De uitspraak is gedaan door een meervoudige kamer, met Ch. van Voorst als voorzitter en C.P.J. Goorden en P.J. Jansen als leden. De beslissing is in het openbaar uitgesproken, met A.C. Palmboom als griffier.

Uitspraak

07/4814 WAO
Centrale Raad van Beroep
Meervoudige kamer
U I T S P R A A K
op het hoger beroep van:
[Appellant], wonende te [woonplaats] (hierna: appellant),
tegen de uitspraak van de rechtbank Rotterdam van 20 juli 2007, 07/276 (hierna: aangevallen uitspraak),
in het geding tussen:
appellant
en
de Raad van bestuur van het Uitvoeringsinstituut werknemersverzekeringen (hierna: Uwv).
Datum uitspraak: 22 april 2009
I. PROCESVERLOOP
Namens appellant heeft mr. W.C. de Jonge, advocaat te Vlaardingen, hoger beroep ingesteld.
Het Uwv heeft een verweerschrift ingediend.
Het onderzoek ter zitting heeft plaatsgevonden op 11 maart 2009. Appellant is verschenen bij mr. De Jonge. Het Uwv heeft zich laten vertegenwoordigen door E. van den Brink.
II. OVERWEGINGEN
1.1. De Raad verwijst voor de feiten allereerst naar de aangevallen uitspraak. De Raad voegt hier nog het volgende aan toe.
1.2. Bij besluit van 11 april 2006 is de destijds aan appellant toegekende uitkering ingevolge de Wet op de arbeidsongeschiktheidsverzekering (WAO) ingetrokken.

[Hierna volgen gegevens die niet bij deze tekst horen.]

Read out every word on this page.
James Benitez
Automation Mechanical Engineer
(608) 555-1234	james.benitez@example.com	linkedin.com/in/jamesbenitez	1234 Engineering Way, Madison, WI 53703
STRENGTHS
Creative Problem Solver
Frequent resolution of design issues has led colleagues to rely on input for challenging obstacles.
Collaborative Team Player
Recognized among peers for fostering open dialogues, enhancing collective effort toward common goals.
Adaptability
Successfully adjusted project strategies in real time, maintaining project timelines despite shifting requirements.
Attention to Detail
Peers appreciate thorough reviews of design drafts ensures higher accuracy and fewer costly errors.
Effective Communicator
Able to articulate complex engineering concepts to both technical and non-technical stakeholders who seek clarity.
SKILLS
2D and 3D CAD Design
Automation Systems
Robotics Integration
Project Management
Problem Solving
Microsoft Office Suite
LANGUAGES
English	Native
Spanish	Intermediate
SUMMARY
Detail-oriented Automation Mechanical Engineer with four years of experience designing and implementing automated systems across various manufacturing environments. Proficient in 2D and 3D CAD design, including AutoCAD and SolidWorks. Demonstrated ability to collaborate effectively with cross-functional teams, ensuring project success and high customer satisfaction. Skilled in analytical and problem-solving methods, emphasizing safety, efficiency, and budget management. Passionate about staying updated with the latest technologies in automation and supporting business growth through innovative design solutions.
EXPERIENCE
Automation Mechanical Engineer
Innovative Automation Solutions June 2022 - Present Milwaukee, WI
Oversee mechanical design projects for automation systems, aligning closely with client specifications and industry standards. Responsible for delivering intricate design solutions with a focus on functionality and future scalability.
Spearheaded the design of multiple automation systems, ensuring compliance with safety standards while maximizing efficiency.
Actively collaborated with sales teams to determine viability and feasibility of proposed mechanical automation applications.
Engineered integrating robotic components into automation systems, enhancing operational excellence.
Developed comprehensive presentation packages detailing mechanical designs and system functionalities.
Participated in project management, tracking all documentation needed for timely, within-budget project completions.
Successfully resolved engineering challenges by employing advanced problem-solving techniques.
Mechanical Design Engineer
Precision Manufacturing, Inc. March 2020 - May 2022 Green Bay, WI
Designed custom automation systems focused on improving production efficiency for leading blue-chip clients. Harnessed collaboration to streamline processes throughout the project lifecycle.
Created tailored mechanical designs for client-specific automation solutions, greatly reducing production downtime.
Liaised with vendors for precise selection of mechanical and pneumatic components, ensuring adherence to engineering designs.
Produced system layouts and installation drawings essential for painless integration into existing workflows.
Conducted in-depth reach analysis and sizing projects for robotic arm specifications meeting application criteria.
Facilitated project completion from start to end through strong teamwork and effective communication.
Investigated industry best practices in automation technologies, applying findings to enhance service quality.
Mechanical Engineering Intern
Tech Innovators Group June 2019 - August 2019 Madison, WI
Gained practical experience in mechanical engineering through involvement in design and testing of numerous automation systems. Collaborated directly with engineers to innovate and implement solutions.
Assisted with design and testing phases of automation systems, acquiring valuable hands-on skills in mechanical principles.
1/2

1.3. In het kader van de bezwaarprocedure heeft appellant een rapport ingebracht van het Instituut Psychosofia van 31 juli 2006. Bij het bestreden besluit van 11 januari 2007 is het tegen het besluit van 11 april 2006 gemaakte bezwaar gegrond verklaard en de WAO-uitkering van appellant ongewijzigd voortgezet. Hierbij is het door appellant gedane verzoek om vergoeding van de kosten van het rapport van het Instituut Psychosofia afgewezen.
2. De rechtbank heeft het beroep tegen het bestreden besluit van 11 januari 2007 gegrond verklaard en dit besluit (deels) vernietigd. Hierbij is het Uwv veroordeeld tot vergoeding van de proceskosten, zijnde de kosten van rechtsbijstand. De rechtbank heeft het verzoek van appellant om vergoeding van de kosten van het rapport van het Instituut Psychosofia afgewezen.
3. Zoals ter zitting namens appellant is toegelicht is het hoger beroep beperkt tot de afwijzing van het verzoek om vergoeding van de kosten van het rapport van het Instituut Psychosofia.
4. De Raad volstaat ermee te verwijzen naar zijn uitspraak van 15 mei 2007, LJN BA5367. Volgens vaste jurisprudentie van de Raad komt een rapport van het Instituut Psychosofia niet voor vergoeding in aanmerking. De rechtbank heeft het onderhavige verzoek om vergoeding van de kosten derhalve terecht afgewezen.
5. De Raad concludeert dat de aangevallen uitspraak, voor zover aangevochten, dient te worden bevestigd.
6. De Raad acht geen termen aanwezig om toepassing te geven aan artikel 8:75 van de Awb.
III. BESLISSING
De Centrale Raad van Beroep,
Recht doende:
Bevestigt de aangevallen uitspraak, voor zover aangevochten.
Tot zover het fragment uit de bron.